The main problem here was to split the custom URLs from the generic email addresses — like Gmail, Hotmail and Yahoo. For this, I output a list of every email domain used by some 30,000 existing users, and ordered them by most frequently occurring. Then I took the top 50 recurring domains, and combined them with some others that I found via public lists.
Using this data, if your email domain didn’t match an item in the list, then it’ll assume you’ve got something custom and use that. If it matched a common email provider, it moved onto the next guess…
Attempt 2. First name
Though domain is the most preferred starting point for a custom URL, using the user’s name is a good fallback. Again, using the email value provided by the user, Prevue will strip out everything before the @ and decide whether it’s a name.
But how do you work out what’s a name, and what’s just random text?

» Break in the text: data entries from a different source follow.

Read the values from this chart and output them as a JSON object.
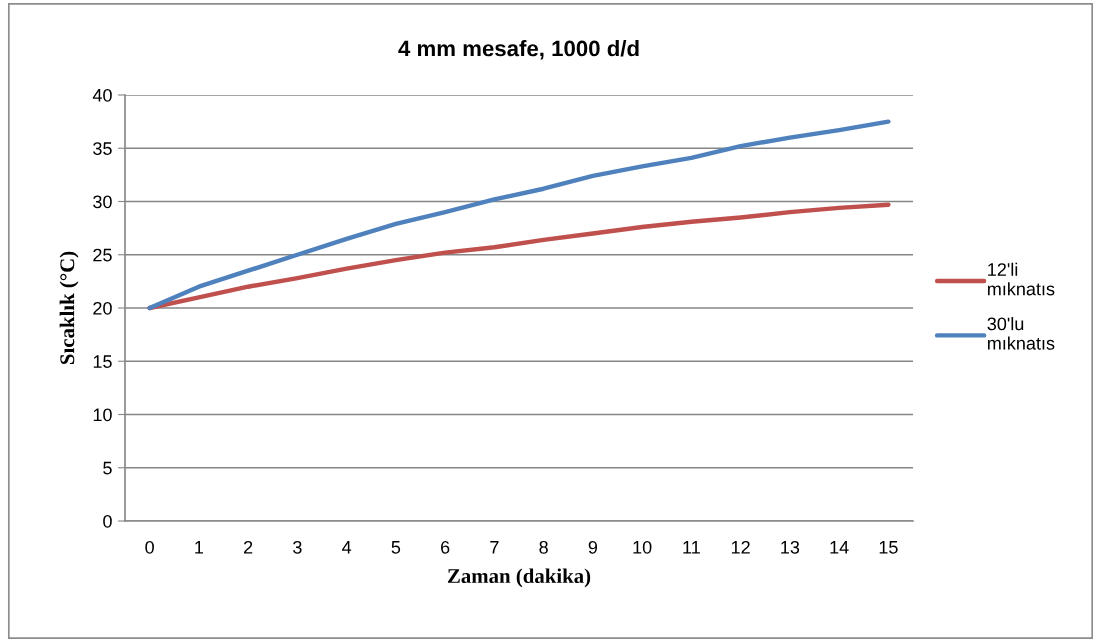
{
  "chart_data": {
    "type": "line",
    "title": "4 mm mesafe, 1000 d/d",
    "xlabel": "Zaman (dakika)",
    "ylabel": "Sıcaklık (°C)",
    "categories": [
      "0",
      "1",
      "2",
      "3",
      "4",
      "5",
      "6",
      "7",
      "8",
      "9",
      "10",
      "11",
      "12",
      "13",
      "14",
      "15"
    ],
    "series": [
      {
        "name": "12'li mıknatıs",
        "color": "#c0504d",
        "values": [
          20,
          21,
          22,
          22.8,
          23.7,
          24.5,
          25.2,
          25.7,
          26.4,
          27,
          27.6,
          28.1,
          28.5,
          29,
          29.4,
          29.7
        ]
      },
      {
        "name": "30'lu mıknatıs",
        "color": "#4f81bd",
        "values": [
          20,
          22,
          23.5,
          25,
          26.5,
          27.9,
          29,
          30.2,
          31.2,
          32.4,
          33.3,
          34.1,
          35.2,
          36,
          36.7,
          37.5
        ]
      }
    ],
    "ylim": [
      0,
      40
    ],
    "yticks": [
      0,
      5,
      10,
      15,
      20,
      25,
      30,
      35,
      40
    ],
    "grid": "y",
    "legend": "right",
    "marker": "none",
    "line_style": "solid"
  }
}
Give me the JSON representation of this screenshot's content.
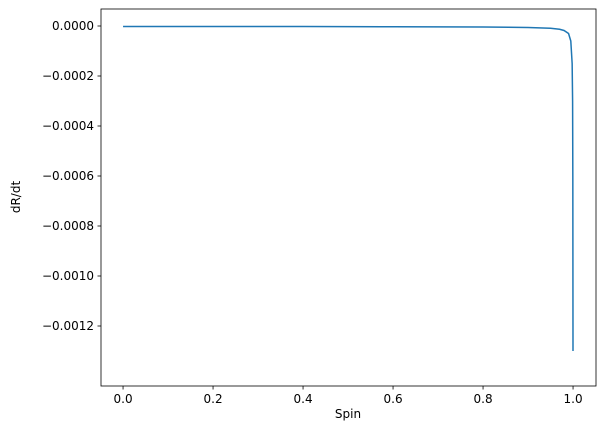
{
  "chart_data": {
    "type": "line",
    "x_label": "Spin",
    "y_label": "dR/dt",
    "x": [
      0,
      0.2,
      0.4,
      0.6,
      0.8,
      0.9,
      0.95,
      0.97,
      0.98,
      0.99,
      0.995,
      0.998,
      0.999,
      0.9995,
      0.9999
    ],
    "series": [
      {
        "color": "#1f77b4",
        "values": [
          -2e-06,
          -2e-06,
          -2e-06,
          -3e-06,
          -4e-06,
          -6e-06,
          -9e-06,
          -1.3e-05,
          -1.8e-05,
          -3e-05,
          -6e-05,
          -0.00015,
          -0.0003,
          -0.0006,
          -0.0013
        ]
      }
    ],
    "xlim": [
      -0.049,
      1.051
    ],
    "ylim": [
      -0.00144,
      6.8e-05
    ],
    "xticks": [
      {
        "value": 0,
        "label": "0.0"
      },
      {
        "value": 0.2,
        "label": "0.2"
      },
      {
        "value": 0.4,
        "label": "0.4"
      },
      {
        "value": 0.6,
        "label": "0.6"
      },
      {
        "value": 0.8,
        "label": "0.8"
      },
      {
        "value": 1,
        "label": "1.0"
      }
    ],
    "yticks": [
      {
        "value": 0,
        "label": "0.0000"
      },
      {
        "value": -0.0002,
        "label": "−0.0002"
      },
      {
        "value": -0.0004,
        "label": "−0.0004"
      },
      {
        "value": -0.0006,
        "label": "−0.0006"
      },
      {
        "value": -0.0008,
        "label": "−0.0008"
      },
      {
        "value": -0.001,
        "label": "−0.0010"
      },
      {
        "value": -0.0012,
        "label": "−0.0012"
      }
    ]
  }
}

Instead of matching the first part of an email address against a huge list of common first-names, Prevue compares the word that occurs before any symbols or numbers against a blacklist of words that it knows aren’t names.
This blacklist was built using the same technique as finding commonality in domain names, and showed some surprising consistency in what people use as common email prefixes — things like contact, info, no-reply and hello.
So “john.smith” ends up as just john — “buzz1234” returns buzz — and “hello” fails completely. If by this point, something appropriate isn’t found, then the script will move onto creating something original from scratch…
Attempt 3. Fun names
At this point, the script couldn’t get a custom domain or a first name — which means we don’t have anything useful to work with. But instead of jumping to something generic, I thought it was a chance to have some fun and create a more memorable URL.
So I created two lists, each containing 200 unique words — the first list contains adjectives, and the second contains animal names. The script then chooses a word at random from each list and combines them using a hyphen, resulting in some fun combo’s like:
This will result in a huge number of possible permutations of pretty funky URLs. Much better than app123!
By now, the script will have generated a URL based on either domain or first name, or created something totally random. Now we have to check whether that URL already exists — since this value needs to be unique.
So at this point, the script runs a number of checks to ensure that the URL is unique, contains more than 3 characters and doesn’t exist on a blacklist of URLs I’ve previously determined as invalid (like www, sex or blog). If the suggestion fails any of the above criteria, we add a random number to the end of the suggestion and try again — this process will repeat 3 times before starting from the “fun-name” stage all over again.